What makes it harder still is the even scarcer evidence for claimants of previous generations: Hungary’s Ferenc Puskas, Spain and Argentina’s Alfredo di Stefano, Brazil’s Pele, the Dutchman Johan Cruyff, Germany’s Franz Beckenbauer, et al. That they played under different conditions and rules, and in different positions, makes the argument moot, anyway.
We can’t, then, know if Maradona was technically the best to have kicked a ball.
Nevertheless, I’m here to argue that he was the greatest of all time. And my case rests on the simple fact that he, more than all the other claimants named here, came closest to defying the dictum that soccer is a team sport.
For most of his career, Maradona played in teams that lacked any other world-beating players.
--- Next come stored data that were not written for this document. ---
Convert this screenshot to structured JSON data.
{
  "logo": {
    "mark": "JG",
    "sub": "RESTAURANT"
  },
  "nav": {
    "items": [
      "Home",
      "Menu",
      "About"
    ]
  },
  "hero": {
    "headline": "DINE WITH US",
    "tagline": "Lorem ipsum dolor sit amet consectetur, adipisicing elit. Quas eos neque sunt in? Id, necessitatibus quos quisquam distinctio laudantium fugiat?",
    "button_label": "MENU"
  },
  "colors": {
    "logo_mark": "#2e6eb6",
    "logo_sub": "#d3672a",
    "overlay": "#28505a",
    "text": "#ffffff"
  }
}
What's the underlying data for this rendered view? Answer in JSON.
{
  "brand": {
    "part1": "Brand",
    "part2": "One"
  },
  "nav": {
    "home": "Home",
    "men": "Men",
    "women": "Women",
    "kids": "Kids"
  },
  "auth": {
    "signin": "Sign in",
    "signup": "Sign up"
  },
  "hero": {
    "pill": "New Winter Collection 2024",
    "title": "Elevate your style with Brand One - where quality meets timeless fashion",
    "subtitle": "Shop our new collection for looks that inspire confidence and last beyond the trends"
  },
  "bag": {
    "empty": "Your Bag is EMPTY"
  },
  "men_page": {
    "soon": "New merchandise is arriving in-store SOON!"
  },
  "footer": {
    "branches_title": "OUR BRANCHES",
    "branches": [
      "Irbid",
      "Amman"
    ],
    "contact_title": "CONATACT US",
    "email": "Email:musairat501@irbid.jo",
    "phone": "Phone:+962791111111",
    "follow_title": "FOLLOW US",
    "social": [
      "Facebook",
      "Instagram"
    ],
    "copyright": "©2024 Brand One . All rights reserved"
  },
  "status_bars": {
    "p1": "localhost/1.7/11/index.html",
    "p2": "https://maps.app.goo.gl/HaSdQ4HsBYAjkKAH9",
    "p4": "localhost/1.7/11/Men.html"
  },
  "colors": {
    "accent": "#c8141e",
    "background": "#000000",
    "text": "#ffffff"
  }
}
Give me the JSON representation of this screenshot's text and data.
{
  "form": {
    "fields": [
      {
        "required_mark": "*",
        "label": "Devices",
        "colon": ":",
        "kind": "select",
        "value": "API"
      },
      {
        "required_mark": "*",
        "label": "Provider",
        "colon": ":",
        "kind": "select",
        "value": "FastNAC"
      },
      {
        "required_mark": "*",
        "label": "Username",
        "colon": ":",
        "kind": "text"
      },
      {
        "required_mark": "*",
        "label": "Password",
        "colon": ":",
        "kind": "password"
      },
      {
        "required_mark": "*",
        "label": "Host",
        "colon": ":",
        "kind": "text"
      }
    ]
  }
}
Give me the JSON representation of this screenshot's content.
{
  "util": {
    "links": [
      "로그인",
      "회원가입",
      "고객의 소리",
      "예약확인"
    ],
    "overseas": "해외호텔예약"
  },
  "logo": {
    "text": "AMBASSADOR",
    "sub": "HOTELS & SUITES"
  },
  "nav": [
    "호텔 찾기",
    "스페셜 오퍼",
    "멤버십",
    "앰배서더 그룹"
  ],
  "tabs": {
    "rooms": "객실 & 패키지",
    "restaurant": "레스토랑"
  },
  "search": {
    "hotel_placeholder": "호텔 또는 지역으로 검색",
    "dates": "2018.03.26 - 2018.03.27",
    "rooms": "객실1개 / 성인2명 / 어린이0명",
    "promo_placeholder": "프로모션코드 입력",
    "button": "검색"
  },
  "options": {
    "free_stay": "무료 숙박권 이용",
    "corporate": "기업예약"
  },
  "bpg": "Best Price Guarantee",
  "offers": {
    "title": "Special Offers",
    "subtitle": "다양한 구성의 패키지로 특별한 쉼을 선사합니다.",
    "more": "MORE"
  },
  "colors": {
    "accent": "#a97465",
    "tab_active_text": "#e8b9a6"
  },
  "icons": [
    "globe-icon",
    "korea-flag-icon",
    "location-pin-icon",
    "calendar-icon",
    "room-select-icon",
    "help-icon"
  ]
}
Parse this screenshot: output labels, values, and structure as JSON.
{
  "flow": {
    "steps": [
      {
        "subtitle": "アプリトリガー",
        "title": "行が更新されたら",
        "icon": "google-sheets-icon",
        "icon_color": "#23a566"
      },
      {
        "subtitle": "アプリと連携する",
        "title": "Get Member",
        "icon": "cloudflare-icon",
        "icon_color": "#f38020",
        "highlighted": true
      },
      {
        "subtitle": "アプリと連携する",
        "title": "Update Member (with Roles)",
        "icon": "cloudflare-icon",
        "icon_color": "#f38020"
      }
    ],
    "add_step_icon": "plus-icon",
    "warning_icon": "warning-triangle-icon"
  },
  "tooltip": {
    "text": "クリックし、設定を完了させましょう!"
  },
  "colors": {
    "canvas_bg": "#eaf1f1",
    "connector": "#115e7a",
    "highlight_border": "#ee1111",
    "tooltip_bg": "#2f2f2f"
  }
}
Run your eye down the list of the Napoli squad with which he conquered Italian soccer in 1986-87, and there’s not a single other player who would make it to a Serie A hall of fame. He had a slightly better supporting cast in the Argentina sides that he took to two World Cup finals — winning it in ’86, and coming agonizingly close in ’90 — but nobody would argue that Jorge Valdano was to Maradona what, say, Jairzinho was to Pele in ’70.
It is one thing to be a brilliant player surrounded by other brilliant players; in this regard Messi and Ronaldo have been exceptionally fortunate with their club teams. But Maradona made magic out of mediocre materials.
What makes this even more remarkable is the weight of expectation he carried on his diminutive frame. When he signed for Napoli in 1984, the club had never won the Italian league, and yet its fans immediately began to dream of championship glory. The “pibe de oro,” or golden boy, was as much talisman as captain and player.
Other footballers — Messi among them — have since had to cope with comparable pressure, but modern superstars are surrounded by a scaffolding of public relations professionals and psychiatrists to help them. Maradona, lacking support off the field as he did on it, nonetheless delivered the “oro” for club and country over and over again.
Until he didn’t. It was probably inevitable that the burdens of his genius would eventually crush him, and they did so in spectacular fashion. But he withstood them long enough to cast in bronze — like the plaque commemorating THAT goal outside the Azteca Stadium — his claim to being the greatest of all time.